“Today, Spotify CEO Daniel Ek officially announced that the streaming service has hit the 30 million paying subscribers.”
Spotify “officially” announced today that it has 30 million paying subscribers. What does “officially” mean?
I wonder if that’s like its announcement that it pays 70% of its revenue to rights holders–except when it doesn’t as David Lowery’s class action and other challenges to Spotify’s arithmetic credibility have revealed.
How do we know that Spotify has 30 million subscribers? Because Spotify’s CEO says so. Moral hazard much? Isn’t that the same guy who claims to be the savior of the music industry but is underpaying songwriters to the tune of millions of dollars?
The ability of advertising supported media to deliver a reliable audience is hardly news, so it is hardly news that someone figured out that these numbers need to have some independent third party auditing those statements.
The Alliance for Audited Media is just such an independent third party. AAM describes itself:
The Alliance for Audited Media connects North America’s top advertisers, ad agencies, media companies and platform providers. Our clients stand for trusted media analysis across all brand platforms—print, web, mobile, email and more—to make smart decisions. AAM delivers insightful, audited cross-media metrics that matter. We are one of the world’s most experienced providers of technology certification audits to industry standards established by the Interactive Advertising Bureau, Media Rating Council and Mobile Marketing Association. As a third-party auditor, we deliver media assurance via our verification and information services and provide solutions that empower media professionals to transact with greater trust and confidence.

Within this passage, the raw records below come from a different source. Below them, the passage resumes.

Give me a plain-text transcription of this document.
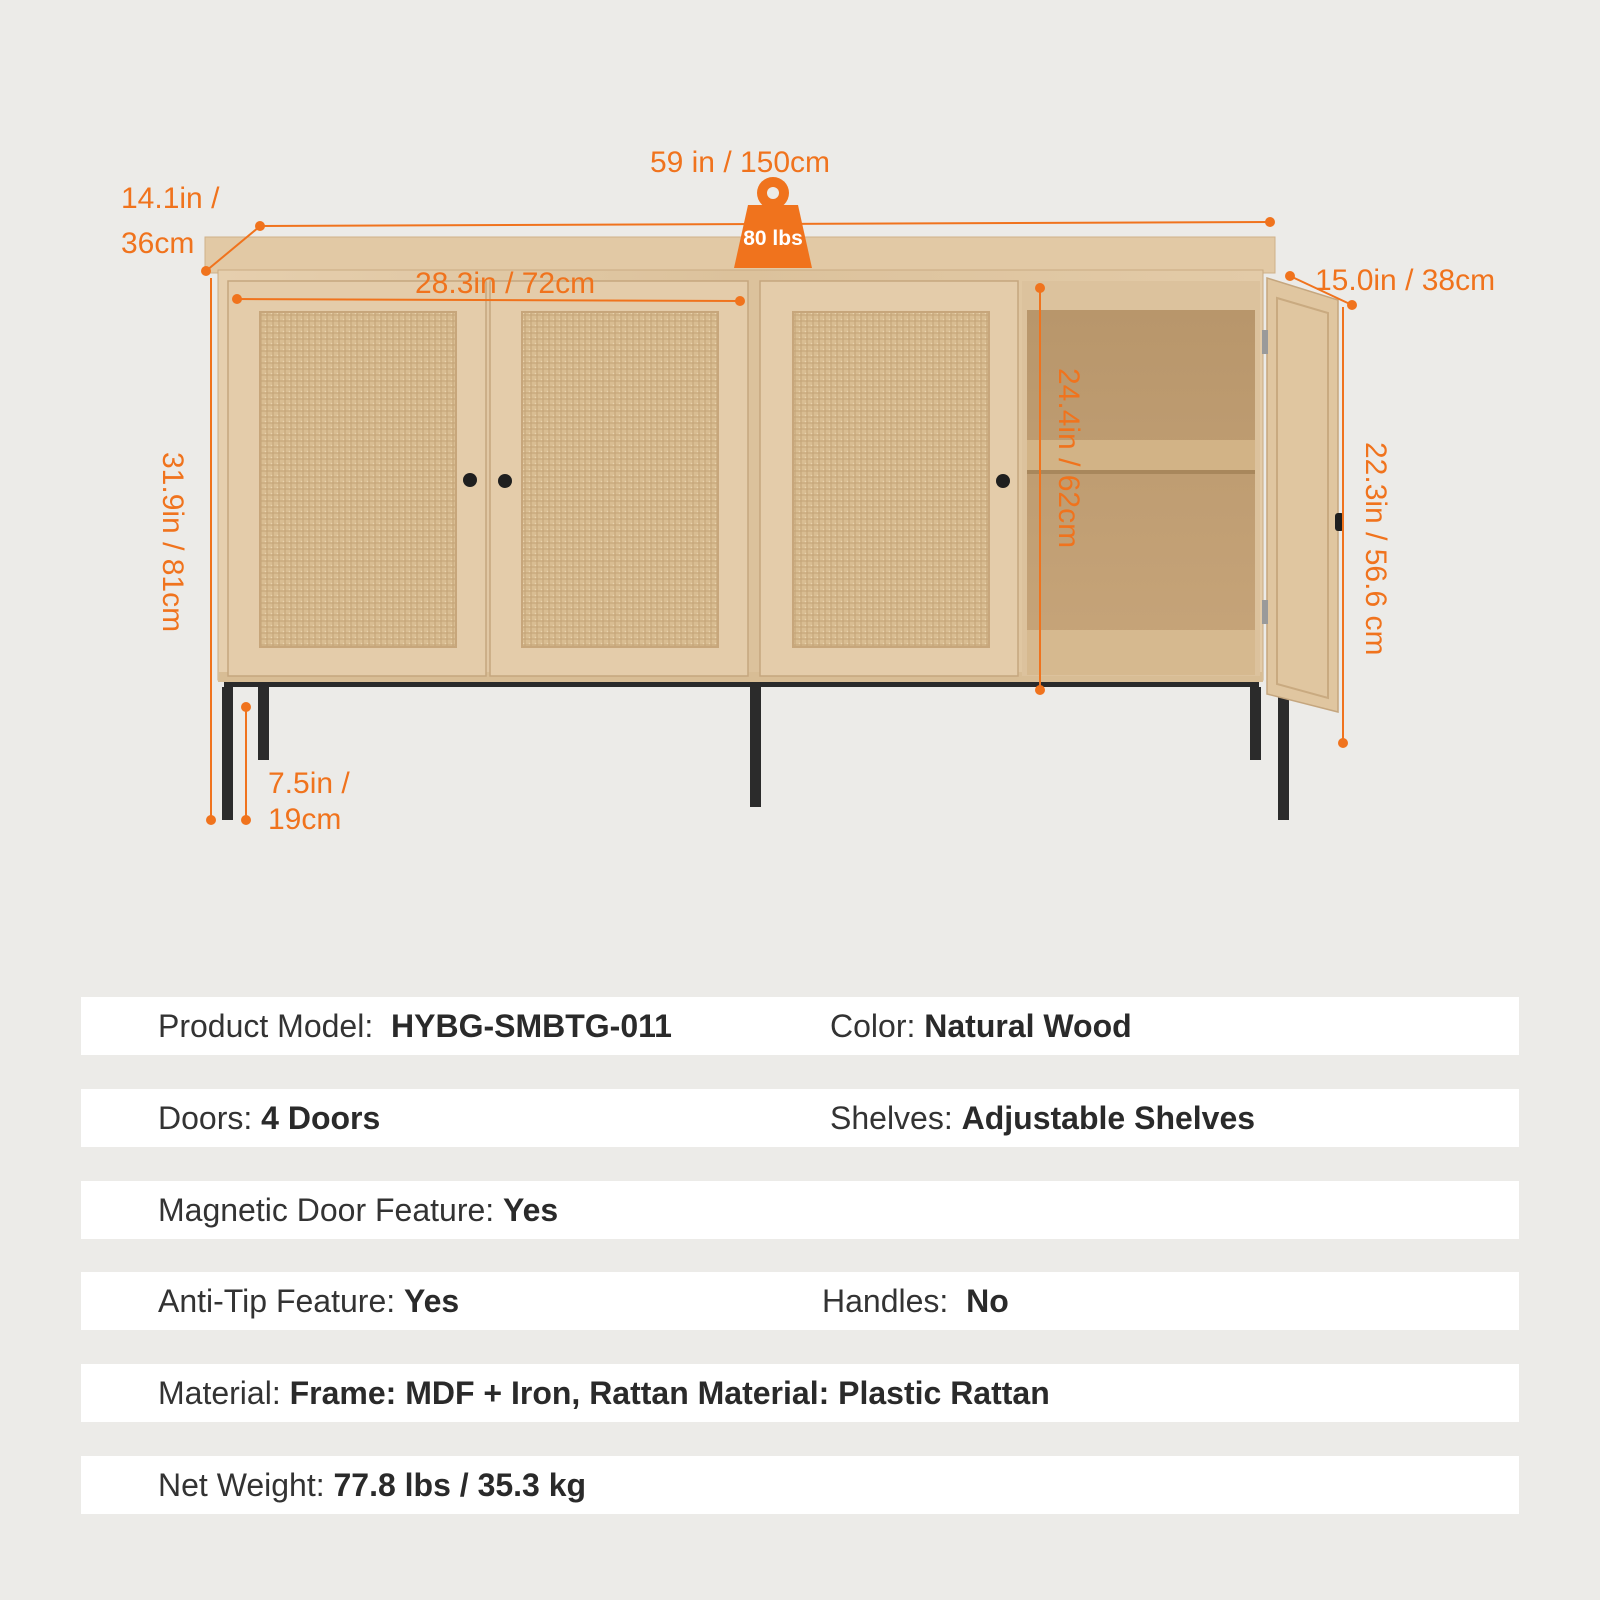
80 lbs
59 in / 150cm
14.1in /
36cm
28.3in / 72cm	15.0in / 38cm
31.9in / 81cm	24.4in / 62cm	22.3in / 56.6 cm
7.5in /
19cm
Product Model: HYBG-SMBTG-011	Color: Natural Wood
Doors: 4 Doors	Shelves: Adjustable Shelves
Magnetic Door Feature: Yes
Anti-Tip Feature: Yes	Handles: No
Material: Frame: MDF + Iron, Rattan Material: Plastic Rattan
Net Weight: 77.8 lbs / 35.3 kg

It would be helpful for investors to know exactly what a “subscriber” means to Spotify (and other DSPs for that matter). If the user is “subscribing” to an ad supported service, such as Spotify’s dearly beloved “freemium” service with Ads by Google, what does that mean? Does it mean that a user has paid their bill for 90 consecutive days, or does it mean that the user is on their fourth 90 day free trial?
Given complaints by experts like WPP’s CEO Sir Martin Sorrell that click fraud and false billing is rampant on YouTube, shouldn’t investors expect to have subscribers audited by an impartial source? (Harvard Business School Professor Ben Edelman called it back in 2009 with his prescient “Toward a Bill of Rights for Online Advertisers“.)
In this particular context, “investor” takes on a broader meaning. Spotify and its defenders routinely ask that artists and songwriters “trust” but “don’t verify” to help Spotify grow–that is, to “invest” in Spotify’s future by taking a low royalty today for a burger on Thursday. Now that class action lawsuits from songwriters are motivating the company to cover its tracks, it’s starting to look like Spotify is asking for a burger today for a dollar on Thursday.
It’s time that all investors in music services got independent verification of exactly what these subscriber numbers actually mean.